Under Daniel Sullivan’s measured direction, the rest of the actors don’t exactly fade next to this formidable twosome, but they have a tougher time registering in what is usually aptly described as an ensemble piece. As the ulcerous, resentful Moss, John C. McGinley hits the Mamet rhythms so hard it hurts; even if some of that exertion is rooted in the character, the effort shows. And as the shambling Aaronow, Richard Schiff has a great aria of indignant rage that doesn’t quite get the exit applause it deserves, I suspect because it seems to come from, and end up, nowhere.

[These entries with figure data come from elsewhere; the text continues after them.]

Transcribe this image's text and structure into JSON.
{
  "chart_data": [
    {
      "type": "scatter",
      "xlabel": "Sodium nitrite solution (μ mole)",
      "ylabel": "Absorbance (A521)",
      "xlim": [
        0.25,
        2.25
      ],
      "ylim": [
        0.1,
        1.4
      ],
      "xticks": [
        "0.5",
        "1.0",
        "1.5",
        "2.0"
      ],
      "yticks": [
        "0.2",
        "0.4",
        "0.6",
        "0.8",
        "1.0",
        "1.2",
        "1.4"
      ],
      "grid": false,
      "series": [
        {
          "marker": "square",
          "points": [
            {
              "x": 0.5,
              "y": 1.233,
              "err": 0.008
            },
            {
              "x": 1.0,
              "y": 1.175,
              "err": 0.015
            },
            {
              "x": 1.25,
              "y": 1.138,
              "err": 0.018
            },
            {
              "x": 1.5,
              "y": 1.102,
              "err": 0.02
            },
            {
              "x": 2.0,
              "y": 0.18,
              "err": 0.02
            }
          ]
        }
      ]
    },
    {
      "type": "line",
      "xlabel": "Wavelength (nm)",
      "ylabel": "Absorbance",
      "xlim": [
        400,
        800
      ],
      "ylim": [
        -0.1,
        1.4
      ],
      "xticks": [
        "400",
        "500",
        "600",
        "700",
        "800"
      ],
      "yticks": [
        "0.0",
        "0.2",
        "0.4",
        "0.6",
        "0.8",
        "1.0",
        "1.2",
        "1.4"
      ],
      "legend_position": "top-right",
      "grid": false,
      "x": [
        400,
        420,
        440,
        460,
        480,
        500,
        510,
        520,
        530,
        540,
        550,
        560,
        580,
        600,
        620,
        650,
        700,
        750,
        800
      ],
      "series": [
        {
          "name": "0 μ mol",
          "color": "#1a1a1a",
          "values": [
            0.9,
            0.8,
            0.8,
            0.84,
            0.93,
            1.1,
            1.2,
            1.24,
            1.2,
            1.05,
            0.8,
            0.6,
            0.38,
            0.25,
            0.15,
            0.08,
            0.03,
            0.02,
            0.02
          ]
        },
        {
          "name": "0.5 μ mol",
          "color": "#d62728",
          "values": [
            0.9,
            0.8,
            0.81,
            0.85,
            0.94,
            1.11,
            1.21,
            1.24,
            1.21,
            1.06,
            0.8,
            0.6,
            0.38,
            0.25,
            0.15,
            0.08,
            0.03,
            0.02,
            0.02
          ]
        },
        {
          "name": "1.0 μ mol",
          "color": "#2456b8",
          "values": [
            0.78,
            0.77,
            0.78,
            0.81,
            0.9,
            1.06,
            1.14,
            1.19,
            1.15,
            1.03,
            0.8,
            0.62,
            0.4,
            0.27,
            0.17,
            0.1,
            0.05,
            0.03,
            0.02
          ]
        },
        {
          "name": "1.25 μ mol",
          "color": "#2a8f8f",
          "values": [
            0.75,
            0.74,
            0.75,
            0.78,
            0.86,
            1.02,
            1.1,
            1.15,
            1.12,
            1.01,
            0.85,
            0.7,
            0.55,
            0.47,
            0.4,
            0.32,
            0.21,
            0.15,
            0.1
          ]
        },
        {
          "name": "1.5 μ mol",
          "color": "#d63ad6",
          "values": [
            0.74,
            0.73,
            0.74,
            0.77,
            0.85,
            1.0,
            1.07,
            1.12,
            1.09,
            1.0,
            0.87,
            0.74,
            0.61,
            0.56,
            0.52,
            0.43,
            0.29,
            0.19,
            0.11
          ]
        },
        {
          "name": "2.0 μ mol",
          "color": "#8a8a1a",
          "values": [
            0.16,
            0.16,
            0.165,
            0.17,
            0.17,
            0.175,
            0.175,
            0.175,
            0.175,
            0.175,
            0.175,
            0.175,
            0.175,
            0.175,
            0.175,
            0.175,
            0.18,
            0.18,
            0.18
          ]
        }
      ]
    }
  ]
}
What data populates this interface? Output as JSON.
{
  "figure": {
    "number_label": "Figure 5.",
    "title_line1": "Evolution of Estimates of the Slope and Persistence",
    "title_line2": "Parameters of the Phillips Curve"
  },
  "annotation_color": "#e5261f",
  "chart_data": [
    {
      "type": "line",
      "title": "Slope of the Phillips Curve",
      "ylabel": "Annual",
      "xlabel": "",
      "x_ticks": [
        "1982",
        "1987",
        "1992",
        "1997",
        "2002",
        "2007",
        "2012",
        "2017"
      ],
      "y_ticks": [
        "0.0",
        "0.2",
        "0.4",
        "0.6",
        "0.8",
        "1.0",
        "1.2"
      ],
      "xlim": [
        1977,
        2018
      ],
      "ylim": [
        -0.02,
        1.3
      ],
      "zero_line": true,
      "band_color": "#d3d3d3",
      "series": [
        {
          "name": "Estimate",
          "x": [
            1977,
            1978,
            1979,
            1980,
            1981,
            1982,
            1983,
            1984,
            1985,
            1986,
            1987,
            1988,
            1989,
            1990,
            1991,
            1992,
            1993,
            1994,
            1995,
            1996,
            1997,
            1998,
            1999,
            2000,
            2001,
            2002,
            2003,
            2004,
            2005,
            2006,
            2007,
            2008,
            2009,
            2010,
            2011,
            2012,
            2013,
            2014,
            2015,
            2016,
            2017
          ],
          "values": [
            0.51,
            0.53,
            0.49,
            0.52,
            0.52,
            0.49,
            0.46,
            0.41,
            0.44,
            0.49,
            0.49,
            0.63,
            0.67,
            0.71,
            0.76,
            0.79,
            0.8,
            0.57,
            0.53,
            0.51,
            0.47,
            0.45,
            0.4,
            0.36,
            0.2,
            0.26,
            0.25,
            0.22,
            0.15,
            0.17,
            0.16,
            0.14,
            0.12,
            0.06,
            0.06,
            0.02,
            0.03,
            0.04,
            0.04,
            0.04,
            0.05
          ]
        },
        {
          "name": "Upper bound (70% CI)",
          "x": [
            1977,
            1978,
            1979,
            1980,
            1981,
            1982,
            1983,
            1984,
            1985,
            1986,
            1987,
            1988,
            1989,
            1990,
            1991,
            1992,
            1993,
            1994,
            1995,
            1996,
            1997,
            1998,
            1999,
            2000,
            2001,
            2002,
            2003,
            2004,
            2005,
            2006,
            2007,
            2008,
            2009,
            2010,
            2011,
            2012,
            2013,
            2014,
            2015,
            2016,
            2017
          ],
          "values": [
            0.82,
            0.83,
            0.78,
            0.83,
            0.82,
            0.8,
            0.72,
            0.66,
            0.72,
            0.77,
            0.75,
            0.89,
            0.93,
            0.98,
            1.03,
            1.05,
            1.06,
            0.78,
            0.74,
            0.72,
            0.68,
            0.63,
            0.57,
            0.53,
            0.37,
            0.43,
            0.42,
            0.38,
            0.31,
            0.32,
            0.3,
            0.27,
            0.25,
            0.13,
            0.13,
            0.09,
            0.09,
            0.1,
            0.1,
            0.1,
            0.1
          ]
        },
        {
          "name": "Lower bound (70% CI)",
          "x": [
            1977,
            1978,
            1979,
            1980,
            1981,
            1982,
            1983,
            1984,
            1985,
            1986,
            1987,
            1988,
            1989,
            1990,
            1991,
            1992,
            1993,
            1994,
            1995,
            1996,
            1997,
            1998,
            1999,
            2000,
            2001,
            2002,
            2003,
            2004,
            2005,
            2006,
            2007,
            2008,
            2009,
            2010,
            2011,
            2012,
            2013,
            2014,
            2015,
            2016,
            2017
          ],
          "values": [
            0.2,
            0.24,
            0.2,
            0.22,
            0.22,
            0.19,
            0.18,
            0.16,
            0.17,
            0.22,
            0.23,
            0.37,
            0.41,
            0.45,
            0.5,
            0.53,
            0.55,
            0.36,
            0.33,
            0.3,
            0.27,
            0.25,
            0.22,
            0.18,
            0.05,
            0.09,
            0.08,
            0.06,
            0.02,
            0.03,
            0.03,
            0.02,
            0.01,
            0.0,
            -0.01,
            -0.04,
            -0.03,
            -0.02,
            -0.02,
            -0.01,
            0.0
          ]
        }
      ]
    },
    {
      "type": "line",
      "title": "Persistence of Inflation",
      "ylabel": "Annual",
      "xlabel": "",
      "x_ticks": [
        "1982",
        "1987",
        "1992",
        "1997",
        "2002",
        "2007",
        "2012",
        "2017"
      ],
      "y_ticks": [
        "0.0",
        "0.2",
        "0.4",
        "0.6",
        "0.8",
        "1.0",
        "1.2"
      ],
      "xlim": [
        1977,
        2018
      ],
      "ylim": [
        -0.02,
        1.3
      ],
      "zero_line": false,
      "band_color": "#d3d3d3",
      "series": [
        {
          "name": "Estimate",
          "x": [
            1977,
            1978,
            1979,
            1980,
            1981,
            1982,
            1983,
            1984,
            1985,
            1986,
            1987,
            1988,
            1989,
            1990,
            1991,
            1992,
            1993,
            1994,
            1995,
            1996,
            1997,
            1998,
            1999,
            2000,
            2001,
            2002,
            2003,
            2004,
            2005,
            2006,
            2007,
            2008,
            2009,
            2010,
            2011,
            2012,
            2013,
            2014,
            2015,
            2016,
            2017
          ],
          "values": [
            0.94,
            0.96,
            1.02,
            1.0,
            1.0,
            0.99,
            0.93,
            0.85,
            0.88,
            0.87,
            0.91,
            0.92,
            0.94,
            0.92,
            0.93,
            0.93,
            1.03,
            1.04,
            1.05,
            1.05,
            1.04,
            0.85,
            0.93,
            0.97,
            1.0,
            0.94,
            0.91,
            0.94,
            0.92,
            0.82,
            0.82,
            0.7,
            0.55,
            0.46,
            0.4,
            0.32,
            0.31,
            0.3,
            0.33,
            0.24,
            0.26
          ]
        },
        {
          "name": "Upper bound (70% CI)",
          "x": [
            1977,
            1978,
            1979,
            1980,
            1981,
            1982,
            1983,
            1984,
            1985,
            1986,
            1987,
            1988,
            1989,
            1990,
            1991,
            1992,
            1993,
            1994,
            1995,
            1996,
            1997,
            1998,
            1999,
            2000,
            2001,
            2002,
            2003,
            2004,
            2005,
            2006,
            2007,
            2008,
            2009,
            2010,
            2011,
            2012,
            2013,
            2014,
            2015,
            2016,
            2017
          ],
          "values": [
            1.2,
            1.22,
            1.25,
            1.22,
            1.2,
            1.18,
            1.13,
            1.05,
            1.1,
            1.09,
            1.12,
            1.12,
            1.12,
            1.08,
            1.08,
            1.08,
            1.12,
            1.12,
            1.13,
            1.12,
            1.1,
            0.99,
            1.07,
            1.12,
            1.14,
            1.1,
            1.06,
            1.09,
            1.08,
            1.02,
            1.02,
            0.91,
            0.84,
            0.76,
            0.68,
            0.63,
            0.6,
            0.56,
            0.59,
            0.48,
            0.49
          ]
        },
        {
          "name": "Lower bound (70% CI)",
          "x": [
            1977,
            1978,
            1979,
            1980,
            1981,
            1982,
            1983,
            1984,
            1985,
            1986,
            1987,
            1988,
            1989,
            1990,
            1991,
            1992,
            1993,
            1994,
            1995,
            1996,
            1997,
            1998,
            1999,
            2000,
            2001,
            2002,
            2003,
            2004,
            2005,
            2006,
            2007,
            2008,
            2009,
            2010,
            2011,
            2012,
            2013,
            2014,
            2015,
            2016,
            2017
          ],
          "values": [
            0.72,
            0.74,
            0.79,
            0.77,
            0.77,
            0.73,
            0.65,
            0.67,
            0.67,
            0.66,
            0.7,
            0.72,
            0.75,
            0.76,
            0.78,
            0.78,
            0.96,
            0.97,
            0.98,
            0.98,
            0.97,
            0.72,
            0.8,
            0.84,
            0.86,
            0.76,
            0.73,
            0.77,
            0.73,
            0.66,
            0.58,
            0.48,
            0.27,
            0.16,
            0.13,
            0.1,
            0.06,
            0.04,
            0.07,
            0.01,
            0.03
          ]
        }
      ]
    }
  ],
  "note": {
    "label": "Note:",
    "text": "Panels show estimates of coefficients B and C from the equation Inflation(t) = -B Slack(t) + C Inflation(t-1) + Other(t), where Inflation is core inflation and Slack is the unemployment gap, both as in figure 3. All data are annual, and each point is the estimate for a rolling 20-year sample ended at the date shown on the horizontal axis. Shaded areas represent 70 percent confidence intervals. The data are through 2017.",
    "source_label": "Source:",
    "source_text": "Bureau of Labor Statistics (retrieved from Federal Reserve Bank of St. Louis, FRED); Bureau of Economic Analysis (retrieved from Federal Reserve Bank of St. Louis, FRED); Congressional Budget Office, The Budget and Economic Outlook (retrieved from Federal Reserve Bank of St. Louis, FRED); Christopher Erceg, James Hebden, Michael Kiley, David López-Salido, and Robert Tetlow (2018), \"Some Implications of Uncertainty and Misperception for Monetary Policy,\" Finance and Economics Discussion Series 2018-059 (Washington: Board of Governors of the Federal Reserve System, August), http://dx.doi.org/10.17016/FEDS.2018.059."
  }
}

The play’s most thankless job, though, is the role of Williamson, the mealy-mouthed office manager, an unloving and unlovable cipher who takes the brunt of the show’s abuse, including a long, profane dressing-down by Roma that includes the withering parry, “Whoever told you you could work with men?” The stiff-backed, exasperated David Harbour doesn’t quite wither in the role, but he doesn’t exactly flourish, either.

Little of this detracts from the play’s punch, or from the sheer theatrical delight of the exchange that constitutes the show’s central scene. As Levene lovingly recaps a sale he has just made to a gullible older couple, while a rapt Roma eats up every detail, we are watching more than a master class in sales, or in acting. We are also touching the tender American heart of uncomfortable truths about aspiration and impermanence—about finding our meaning in our work and reifying that meaning in private property—that underpin our fraught, messy relationship to real estate, which in turn is what drove the world’s economy off a cliff four years ago. It is at the crossroads of our material anxieties, which fill more of our days and sleepless nights than we’d care to admit, that we are bound to meet the salesman, and he—no less anxious and uncertain than us, but armed with a purpose and a script—makes his mark. The Levenes of the world may get tossed out like so many sytrofoam packing peanuts when they have outlived their actuarial usefulness. But to a distressing extent, this is a salesman’s world, and we just pay to live in it.